En effet, si les collections permanentes de l’AWM dédiées à la Grande Guerre sont d’une facture remarquable, pour un visiteur européen, elles représentent bien plus les guerres du XIXe siècle que la guerre moderne et industrielle que fut la Grande Guerre. C’est que le corps ne peut rien face à l’obus ; or, le soldat australien est un héros et, pour le représenter comme tel, de nombreux aspects de la guerre sont passés sous silence pour pouvoir exprimer une guerre glorieuse n’atteignant pas le corps des Anzacs.

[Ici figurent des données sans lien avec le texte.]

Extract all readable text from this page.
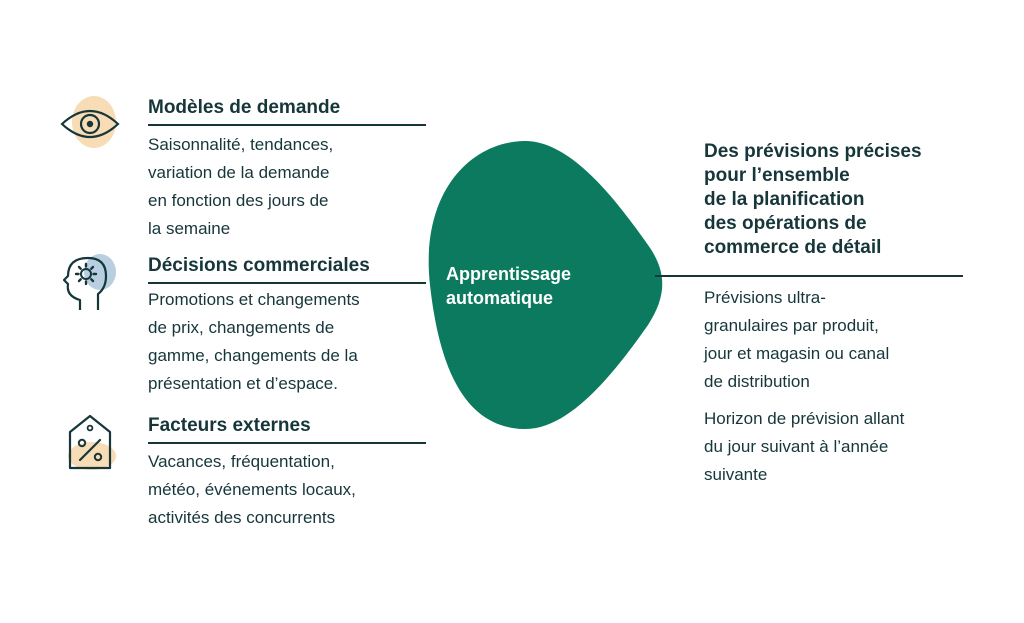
Modèles de demande
Saisonnalité, tendances,
variation de la demande
en fonction des jours de
la semaine
Décisions commerciales
Promotions et changements
de prix, changements de
gamme, changements de la
présentation et d’espace.
Facteurs externes
Vacances, fréquentation,
météo, événements locaux,
activités des concurrents
Apprentissage
automatique
Des prévisions précises
pour l’ensemble
de la planification
des opérations de
commerce de détail
Prévisions ultra-
granulaires par produit,
jour et magasin ou canal
de distribution
Horizon de prévision allant
du jour suivant à l’année
suivante
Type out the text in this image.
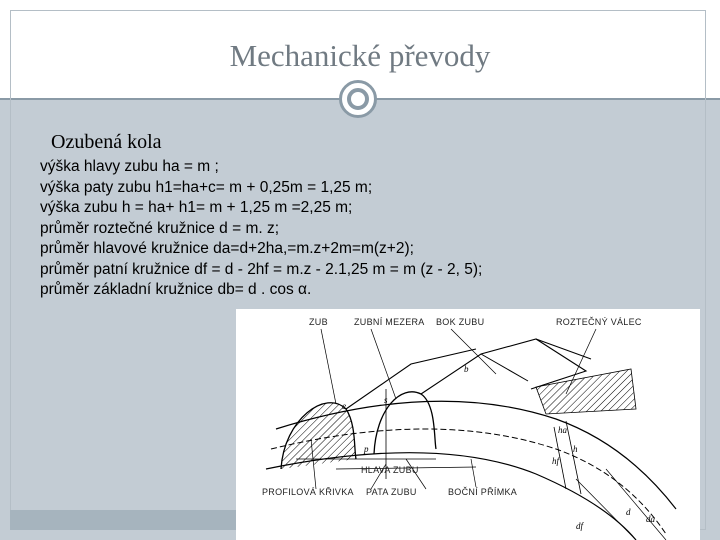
Mechanické převody
Ozubená kola
výška hlavy zubu ha = m ;
výška paty zubu h1=ha+c= m + 0,25m = 1,25 m;
výška zubu h = ha+ h1= m + 1,25 m =2,25 m;
průměr roztečné kružnice d = m. z;
průměr hlavové kružnice da=d+2ha,=m.z+2m=m(z+2);
průměr patní kružnice df = d - 2hf = m.z - 2.1,25 m = m (z - 2, 5);
průměr základní kružnice db= d . cos α.
ZUB	ZUBNÍ MEZERA BOK ZUBU	ROZTEČNÝ VÁLEC
HLAVA ZUBU
PATA ZUBU
PROFILOVÁ KŘIVKA	BOČNÍ PŘÍMKA
e
s
p
b
h
ha
hf
df
da
d
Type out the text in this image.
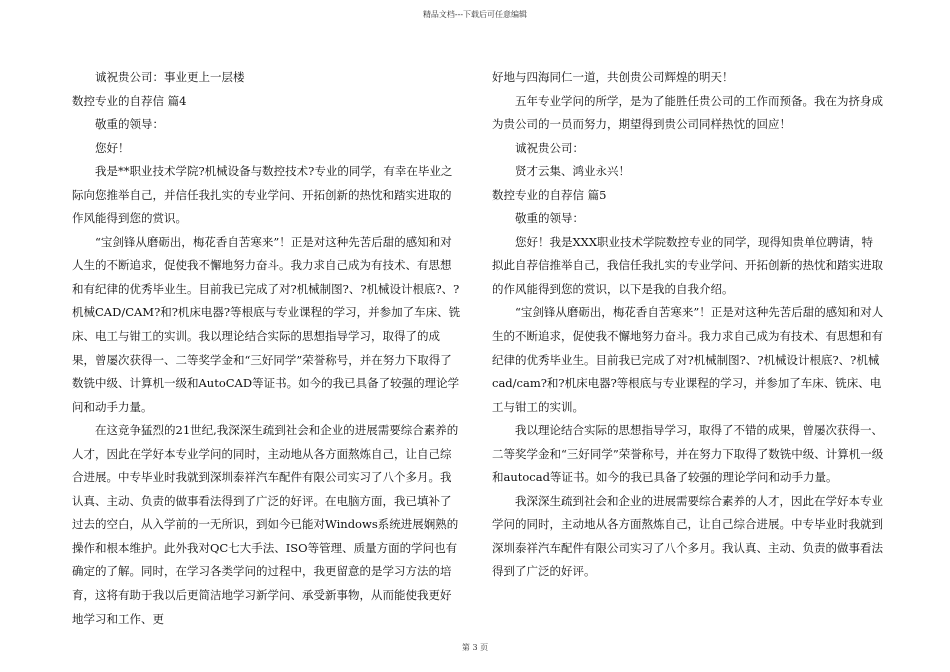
精品文档---下载后可任意编辑

诚祝贵公司：事业更上一层楼

数控专业的自荐信 篇4

敬重的领导：

您好！

我是**职业技术学院?机械设备与数控技术?专业的同学，有幸在毕业之际向您推举自己，并信任我扎实的专业学问、开拓创新的热忱和踏实进取的作风能得到您的赏识。

“宝剑锋从磨砺出，梅花香自苦寒来”！正是对这种先苦后甜的感知和对人生的不断追求，促使我不懈地努力奋斗。我力求自己成为有技术、有思想和有纪律的优秀毕业生。目前我已完成了对?机械制图?、?机械设计根底?、?机械CAD/CAM?和?机床电器?等根底与专业课程的学习，并参加了车床、铣床、电工与钳工的实训。我以理论结合实际的思想指导学习，取得了的成果，曾屡次获得一、二等奖学金和“三好同学”荣誉称号，并在努力下取得了数铣中级、计算机一级和AutoCAD等证书。如今的我已具备了较强的理论学问和动手力量。

在这竞争猛烈的21世纪,我深深生疏到社会和企业的进展需要综合素养的人才，因此在学好本专业学问的同时，主动地从各方面熬炼自己，让自己综合进展。中专毕业时我就到深圳泰祥汽车配件有限公司实习了八个多月。我认真、主动、负责的做事看法得到了广泛的好评。在电脑方面，我已填补了过去的空白，从入学前的一无所识，到如今已能对Windows系统进展娴熟的操作和根本维护。此外我对QC七大手法、ISO等管理、质量方面的学问也有确定的了解。同时，在学习各类学问的过程中，我更留意的是学习方法的培育，这将有助于我以后更简洁地学习新学问、承受新事物，从而能使我更好地学习和工作、更

好地与四海同仁一道，共创贵公司辉煌的明天！

五年专业学问的所学，是为了能胜任贵公司的工作而预备。我在为挤身成为贵公司的一员而努力，期望得到贵公司同样热忱的回应！

诚祝贵公司：

贤才云集、鸿业永兴！

数控专业的自荐信 篇5

敬重的领导：

您好！我是XXX职业技术学院数控专业的同学，现得知贵单位聘请，特拟此自荐信推举自己，我信任我扎实的专业学问、开拓创新的热忱和踏实进取的作风能得到您的赏识，以下是我的自我介绍。

“宝剑锋从磨砺出，梅花香自苦寒来”！正是对这种先苦后甜的感知和对人生的不断追求，促使我不懈地努力奋斗。我力求自己成为有技术、有思想和有纪律的优秀毕业生。目前我已完成了对?机械制图?、?机械设计根底?、?机械cad/cam?和?机床电器?等根底与专业课程的学习，并参加了车床、铣床、电工与钳工的实训。

我以理论结合实际的思想指导学习，取得了不错的成果，曾屡次获得一、二等奖学金和“三好同学”荣誉称号，并在努力下取得了数铣中级、计算机一级和autocad等证书。如今的我已具备了较强的理论学问和动手力量。

我深深生疏到社会和企业的进展需要综合素养的人才，因此在学好本专业学问的同时，主动地从各方面熬炼自己，让自己综合进展。中专毕业时我就到深圳泰祥汽车配件有限公司实习了八个多月。我认真、主动、负责的做事看法得到了广泛的好评。

第 3 页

Que ce mode d’exposition soit choisi au sortir de la guerre, cela peut se comprendre pour un mémorial visité par des familles endeuillées. Cependant, encore aujourd’hui, la collection n’est pas historicisée comme une construction visant à établir un récit national alors même que les archives sont claires sur ce point13.  En somme, le tournant radical vécu par les belligérants européens, tant sur le plan des combats et de leurs conséquences que sur le plan de leur représentation artistique, est nié par les instances officielles australiennes pour établir un récit national.

Fig. 3. Le Roll of Honour de l'Australian War Memorial commémorant chaque Australien mort à la guerre. Photo : Romain Fathi

Fig. 3. Le Roll of Honour de l’Australian War Memorial commémorant chaque Australien mort à la guerre. Photo : Romain Fathi

La recette européenne, établie au XIXe siècle, de la nation moderne – celle dotée d’une barde ossianesque et donc d’une histoire épaisse et ancienne –14,  est appliquée par l’Australie qui, un siècle plus tard, se crée ses origines. Cependant, la modernité de la Grande Guerre ne se prête pas à cet exercice classique et la réalité s’en trouve déformée. À l’Australian War Memorial, les traumas de guerres n’ont pas leur place, les maladies vénériennes non plus, encore moins les blessures dégradantes. Les dimensions industrielle et technique de la guerre sont écartées au profit des qualités du soldat australien héroïque et chevaleresque, qualités convoquées pour définir les valeurs nationales. L’art a donc été mis au service de la création de cette identité, bien plus imaginée que vécue et, a dû évacuer la modernité du conflit en mettant en valeur des corps d’Apollon dessinés à la mode des peintures héroïques militaires du XIXe siècle, tout en y intégrant des références classiques et antiques. En effet, Gallipoli, proches des ruines de Troie, tout comme les engagements militaires australiens au Moyen-Orient et le stationnement des troupes australiennes en Égypte en 1915, ont permis d’intégrer l’Australie à l’histoire de l’humanité et ainsi, de l’anoblir.

Aujourd’hui, l’AWM est le musée le plus visité d’Australie et continue toujours d’influencer le ton de l’histoire militaire du pays. Si la légende des Anzacs connaît une traversée du désert à partir de la fin des années 1950 et des remises en question significatives lors de la guerre du Vietnam, elle est repolitisée et actualisée dès la fin des années 1980. Depuis les gouvernements Howard (1996-2007), elle est redevenue le mythe national dominant, laissant peu de place aux Aborigènes et aux « nouveaux Australiens » d’Asie ou d’Europe n’ayant pas de racines dans l’Australie blanche britannique protestante et monarchiste. Et, même au sein de cette catégorie, la légende des Anzacs laisse finalement peu de place aux femmes. À l’aube du centenaire, cette « religion civile15 »,  si populaire, offre des opportunités commerciales impressionnantes pour une industrie de l’Anzac regorgeant d’idées pour vendre la légende16  dans un climat très patriotique, voire nationaliste17.
Les origines sacrées et leurs combattants seront donc célébrés en grande pompe lors de ce centenaire pour lequel l’Australie semble bien être en tête des dépenses publiques et privées consacrées aux commémorations18.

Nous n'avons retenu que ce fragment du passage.